28 March 2006

If you're in the Cambridge area...

...Professor Joyce Chaplin, a member of my committee will be speaking at Harvard Book Store about her new book, The First Scientific American: Benjamin Franklin and the Pursuit of Genius.

20 March 2006

Happy Spring!

It may not feel like it in many parts of the country, but today is the first day of spring!

You can read about the vernal equinox here.

07 March 2006

Rather appropriate, don't you think?

You Are Austin

A little bit country, a little bit rock and roll.
You're totally weird and very proud of it.
Artistic and freaky, you still seem to fit in... in your own strange way.

Famous Austin residents: Lance Armstrong, Sandra Bullock, Andy Roddick


I grew up in Austin so I've always been rather fond of the place...

06 March 2006

Light Evening Reading

I've been reading Gordon Wood's The Americanization of Benjamin Franklin in the evenings when I'm done dissertating for the day. I like to read non-dissertation material late in the evening, usually while sitting in my easy chair or up to my neck in hot bubbly water. So far, I'm enjoying it. Many of the themes in the book are expositions of Wood's earlier arguments in The Creation of the American Republic (1969)and The Radicalism of the American Revolution (1991). He does especially well explaining the two-tiered nature of eighteenth-century society (gentlemen, and others) in the opening chapter of Americanization, which made me remember how he had first advanced that theme to great effect in Radicalism.
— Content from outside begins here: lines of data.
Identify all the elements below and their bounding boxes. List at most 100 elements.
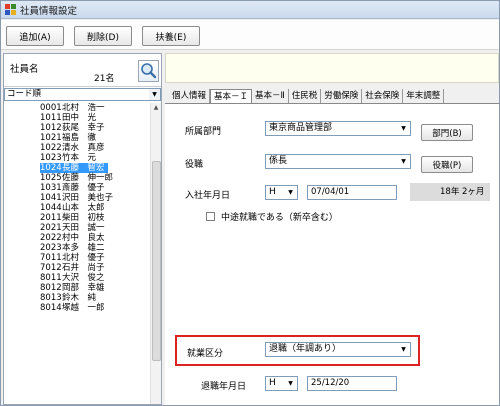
midcareer-checkbox[interactable]	[206, 212, 215, 221]
position-button[interactable]: 役職(P)	[421, 156, 473, 173]
employee-name: 斎藤 優子	[62, 183, 105, 193]
employee-code: 8011	[40, 273, 62, 283]
employee-code: 1024	[40, 163, 62, 173]
add-button[interactable]: 追加(A)	[6, 26, 64, 46]
position-value: 係長	[269, 156, 288, 166]
employee-name: 村中 良太	[62, 233, 105, 243]
dropdown-arrow-icon: ▼	[401, 158, 406, 165]
employment-type-value: 退職（年調あり）	[269, 344, 342, 354]
tab-1[interactable]: 基本－Ｉ	[210, 89, 253, 103]
employee-name: 柴田 初枝	[62, 213, 105, 223]
department-label: 所属部門	[185, 127, 222, 137]
tab-2[interactable]: 基本－Ⅱ	[252, 89, 289, 103]
scroll-thumb[interactable]	[152, 161, 161, 361]
dependents-button[interactable]: 扶養(E)	[142, 26, 200, 46]
employee-name: 北村 浩一	[62, 103, 105, 113]
employment-type-label: 就業区分	[187, 349, 224, 359]
list-item[interactable]: 1012荻尾 幸子	[40, 123, 108, 133]
list-item[interactable]: 8011大沢 俊之	[40, 273, 108, 283]
employee-name: 大沢 俊之	[62, 273, 105, 283]
info-banner	[165, 53, 499, 83]
dropdown-arrow-icon: ▼	[401, 346, 406, 353]
toolbar: 追加(A) 削除(D) 扶養(E)	[1, 20, 499, 50]
retire-era-select[interactable]: H ▼	[265, 376, 298, 391]
employee-detail-panel: 個人情報 基本－Ｉ 基本－Ⅱ 住民税 労働保険 社会保険 年末調整 所属部門 東京商品管理部…	[165, 53, 499, 405]
retire-era-value: H	[269, 378, 276, 388]
employee-list: 0001北村 浩一 1011田中 光 1012荻尾 幸子 1021福島 徹 1022清水…	[4, 103, 150, 404]
department-select[interactable]: 東京商品管理部 ▼	[265, 121, 411, 136]
employee-code: 8012	[40, 283, 62, 293]
list-item[interactable]: 1021福島 徹	[40, 133, 99, 143]
list-item[interactable]: 2021天田 誠一	[40, 223, 108, 233]
position-select[interactable]: 係長 ▼	[265, 154, 411, 169]
search-button[interactable]	[138, 60, 159, 82]
employee-name: 清水 真彦	[62, 143, 105, 153]
employee-list-scrollbar[interactable]: ▲	[150, 103, 161, 404]
tab-bar: 個人情報 基本－Ｉ 基本－Ⅱ 住民税 労働保険 社会保険 年末調整	[169, 89, 499, 103]
tab-4[interactable]: 労働保険	[321, 89, 363, 103]
employee-name: 荻尾 幸子	[62, 123, 105, 133]
employee-name: 田中 光	[62, 113, 97, 123]
list-item[interactable]: 0001北村 浩一	[40, 103, 108, 113]
list-item[interactable]: 8014塚越 一郎	[40, 303, 108, 313]
list-item[interactable]: 1022清水 真彦	[40, 143, 108, 153]
hire-date-label: 入社年月日	[185, 191, 231, 201]
employee-code: 7011	[40, 253, 62, 263]
scroll-up-icon[interactable]: ▲	[152, 104, 160, 112]
list-item[interactable]: 1024長藤 智宏	[40, 163, 108, 173]
hire-date-field[interactable]: 07/04/01	[307, 185, 397, 200]
midcareer-label: 中途就職である（新卒含む）	[221, 213, 338, 223]
retire-date-field[interactable]: 25/12/20	[307, 376, 397, 391]
main-window: 社員情報設定 追加(A) 削除(D) 扶養(E) 社員名 21名 コード順 ▼ …	[0, 0, 500, 406]
employee-code: 2022	[40, 233, 62, 243]
tab-3[interactable]: 住民税	[289, 89, 322, 103]
employee-code: 8013	[40, 293, 62, 303]
employee-list-header: 社員名 21名	[4, 54, 161, 87]
employee-list-panel: 社員名 21名 コード順 ▼ 0001北村 浩一 1011田中 光 1012荻尾 幸…	[3, 53, 162, 405]
list-item[interactable]: 2022村中 良太	[40, 233, 108, 243]
hire-era-select[interactable]: H ▼	[265, 185, 298, 200]
department-button[interactable]: 部門(B)	[421, 124, 473, 141]
tenure-display: 18年 2ヶ月	[410, 183, 490, 201]
employee-code: 7012	[40, 263, 62, 273]
employee-name: 北村 優子	[62, 253, 105, 263]
employee-code: 1031	[40, 183, 62, 193]
tab-5[interactable]: 社会保険	[362, 89, 404, 103]
delete-button[interactable]: 削除(D)	[74, 26, 132, 46]
employment-type-select[interactable]: 退職（年調あり） ▼	[265, 342, 411, 357]
list-item[interactable]: 1044山本 太郎	[40, 203, 108, 213]
employee-name: 岡部 幸雄	[62, 283, 105, 293]
list-item[interactable]: 8013鈴木 純	[40, 293, 99, 303]
employee-name: 石井 尚子	[62, 263, 105, 273]
employee-name: 山本 太郎	[62, 203, 105, 213]
list-item[interactable]: 1011田中 光	[40, 113, 99, 123]
list-item[interactable]: 8012岡部 幸雄	[40, 283, 108, 293]
title-bar: 社員情報設定	[1, 1, 499, 19]
dropdown-arrow-icon: ▼	[288, 189, 293, 196]
employee-code: 2023	[40, 243, 62, 253]
list-item[interactable]: 1023竹本 元	[40, 153, 99, 163]
tab-0[interactable]: 個人情報	[169, 89, 211, 103]
list-item[interactable]: 1031斎藤 優子	[40, 183, 108, 193]
employee-code: 1041	[40, 193, 62, 203]
employee-name: 長藤 智宏	[62, 163, 105, 173]
list-item[interactable]: 2023本多 雄二	[40, 243, 108, 253]
employee-name: 本多 雄二	[62, 243, 105, 253]
list-item[interactable]: 7011北村 優子	[40, 253, 108, 263]
employee-name: 福島 徹	[62, 133, 97, 143]
position-label: 役職	[185, 160, 204, 170]
list-item[interactable]: 1025佐藤 伸一郎	[40, 173, 116, 183]
list-item[interactable]: 1041沢田 美也子	[40, 193, 116, 203]
employee-name: 天田 誠一	[62, 223, 105, 233]
department-value: 東京商品管理部	[269, 123, 333, 133]
list-item[interactable]: 7012石井 尚子	[40, 263, 108, 273]
list-item[interactable]: 2011柴田 初枝	[40, 213, 108, 223]
employee-code: 1025	[40, 173, 62, 183]
retire-date-label: 退職年月日	[201, 382, 247, 392]
employee-code: 1023	[40, 153, 62, 163]
tab-content: 所属部門 東京商品管理部 ▼ 部門(B) 役職 係長 ▼ 役職(P) 入社年月日…	[165, 103, 499, 405]
search-icon	[141, 63, 157, 79]
tab-6[interactable]: 年末調整	[403, 89, 445, 103]
sort-order-select[interactable]: コード順 ▼	[4, 88, 161, 101]
employee-code: 2021	[40, 223, 62, 233]
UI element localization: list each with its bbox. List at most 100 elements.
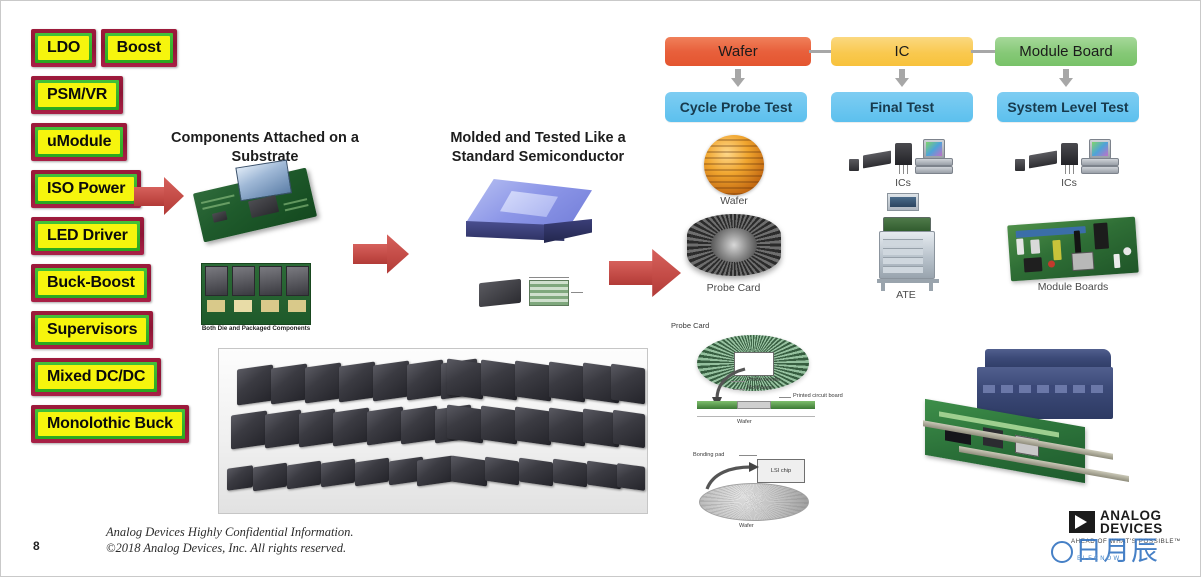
- heading-molded-tested: Molded and Tested Like a Standard Semico…: [441, 129, 635, 167]
- module-substrate-photo: [191, 159, 319, 244]
- flow-stage-module-board[interactable]: Module Board: [995, 37, 1137, 66]
- button-inner-bevel: Supervisors: [35, 315, 150, 345]
- module-chip: [553, 458, 587, 488]
- sidebar-item-mixed-dc-dc[interactable]: Mixed DC/DC: [31, 358, 162, 396]
- arrow-head: [164, 177, 184, 215]
- label-bonding-pad: Bonding pad: [693, 452, 725, 458]
- sidebar-item-buck-boost[interactable]: Buck-Boost: [31, 264, 151, 302]
- module-chip: [271, 363, 307, 405]
- heading-components-attached: Components Attached on a Substrate: [169, 129, 361, 167]
- arrow-head: [1059, 78, 1073, 87]
- ate-panel: [883, 239, 923, 246]
- label-wafer-bottom: Wafer: [739, 523, 754, 529]
- heading-line-1: Components Attached on a: [171, 130, 359, 146]
- test-stage-label: System Level Test: [1007, 99, 1129, 115]
- die-cell: [232, 266, 255, 296]
- footer-line-1: Analog Devices Highly Confidential Infor…: [106, 525, 354, 539]
- sidebar-item-supervisors[interactable]: Supervisors: [31, 311, 154, 349]
- dimension-line: [571, 292, 583, 293]
- module-chip: [287, 460, 321, 490]
- module-chip: [417, 455, 453, 487]
- label-mold-base: Mold base: [747, 385, 773, 391]
- sidebar-item-boost[interactable]: Boost: [100, 29, 177, 67]
- flow-connector-1: [809, 50, 833, 53]
- artifact-label: Module Boards: [1037, 281, 1109, 293]
- arrow-head: [731, 78, 745, 87]
- module-chip: [373, 360, 409, 402]
- arrow-shaft: [735, 69, 741, 79]
- ic-package: [1071, 251, 1095, 272]
- capacitor-white: [1030, 239, 1041, 254]
- ic-small-package: [1015, 159, 1025, 171]
- ic-lead: [903, 165, 904, 174]
- ic-monitor-screen: [1092, 142, 1108, 156]
- flow-stage-wafer[interactable]: Wafer: [665, 37, 811, 66]
- module-chip: [401, 405, 437, 445]
- label-probe-needle: Probe needle: [747, 377, 781, 383]
- ate-panel: [883, 248, 923, 255]
- packaged-cell: [234, 300, 252, 312]
- wafer-icon: [704, 135, 764, 195]
- wafer-surface-line: [697, 416, 815, 417]
- package-dimension-diagram: [479, 277, 585, 311]
- tester-slot-row: [983, 385, 1103, 393]
- leader-line: [779, 397, 791, 398]
- package-bottom-view: [529, 280, 569, 306]
- heading-line-2: Standard Semiconductor: [451, 149, 625, 165]
- test-stage-system-level[interactable]: System Level Test: [997, 92, 1139, 122]
- arrow-shaft: [353, 244, 388, 264]
- lsi-chip-label: LSI chip: [770, 468, 792, 474]
- label-wafer-top: Wafer: [737, 419, 752, 425]
- sidebar-item-label: uModule: [38, 130, 121, 154]
- pcb-cross-section: [697, 401, 737, 409]
- module-chip: [227, 465, 253, 491]
- button-inner-bevel: Mixed DC/DC: [35, 362, 158, 392]
- bare-die: [235, 159, 293, 202]
- leader-line: [731, 381, 745, 382]
- button-inner-bevel: Boost: [104, 33, 173, 63]
- test-stage-label: Cycle Probe Test: [679, 99, 793, 115]
- sidebar-item-umodule[interactable]: uModule: [31, 123, 128, 161]
- pcb-trace: [284, 204, 309, 212]
- module-chip: [265, 409, 301, 449]
- component-round: [1123, 246, 1132, 256]
- arrow-shaft: [134, 186, 165, 206]
- bonding-pad-schematic: Bonding pad LSI chip Wafer: [673, 449, 853, 535]
- sidebar-item-led-driver[interactable]: LED Driver: [31, 217, 144, 255]
- ic-monitor-screen: [926, 142, 942, 156]
- ate-panel: [883, 266, 923, 273]
- sidebar-item-monolothic-buck[interactable]: Monolothic Buck: [31, 405, 189, 443]
- artifact-label: ATE: [896, 289, 916, 301]
- module-chip: [305, 362, 341, 404]
- sidebar-item-ldo[interactable]: LDO: [31, 29, 97, 67]
- test-stage-cycle-probe[interactable]: Cycle Probe Test: [665, 92, 807, 122]
- sidebar-item-iso-power[interactable]: ISO Power: [31, 170, 142, 208]
- module-chip: [515, 360, 551, 402]
- down-arrow-2-icon: [895, 69, 909, 87]
- packaged-cell: [207, 300, 225, 312]
- ic-to220-package: [895, 143, 912, 165]
- button-inner-bevel: Monolothic Buck: [35, 409, 185, 439]
- arrow-head: [895, 78, 909, 87]
- component-black: [1023, 257, 1043, 273]
- button-inner-bevel: Buck-Boost: [35, 268, 147, 298]
- system-level-tester-photo: [919, 349, 1135, 499]
- heading-line-1: Molded and Tested Like a: [450, 130, 626, 146]
- module-chip: [355, 457, 389, 487]
- module-chip: [447, 404, 483, 444]
- capacitor-yellow: [1052, 239, 1062, 261]
- ate-panel: [883, 257, 923, 264]
- sidebar-item-label: LED Driver: [38, 224, 137, 248]
- slide-canvas: LDO Boost PSM/VR uModule ISO Power LED D: [0, 0, 1201, 577]
- sidebar-item-psm-vr[interactable]: PSM/VR: [31, 76, 124, 114]
- module-chip: [367, 406, 403, 446]
- artifact-ate: ATE: [863, 193, 949, 301]
- module-chip: [407, 359, 443, 401]
- capacitor-white: [1113, 253, 1121, 269]
- sidebar-item-label: PSM/VR: [38, 83, 117, 107]
- test-stage-final[interactable]: Final Test: [831, 92, 973, 122]
- module-chip: [617, 463, 645, 491]
- mold-base-block: [737, 401, 771, 409]
- flow-stage-ic[interactable]: IC: [831, 37, 973, 66]
- module-chip: [549, 361, 585, 403]
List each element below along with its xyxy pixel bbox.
Indeed, Benjamin Franklin is the ideal case study for understanding the radical transformations brought on by the Revolution.

But, I have to ask, as I begin chapter two, why oh why are the footnote numbers so tiny? Not only are the numbers indicating a citation tiny, but they are several shades lighter than the rest of the type. I have vision problems anyway, but I can't imagine how even unbespectacled readers with no eyesight issues can easily spot a footnote. I have to take my glasses off and hold the page to my face in order to determine that, yes, there is a footnote there, and then I have to squint to make out the number. Now, I realize that scholarly works intended for a more popular audience don't focus as much on the citations, but I'm interested! I wish the publishers of this book made it easier for me to check the footnotes.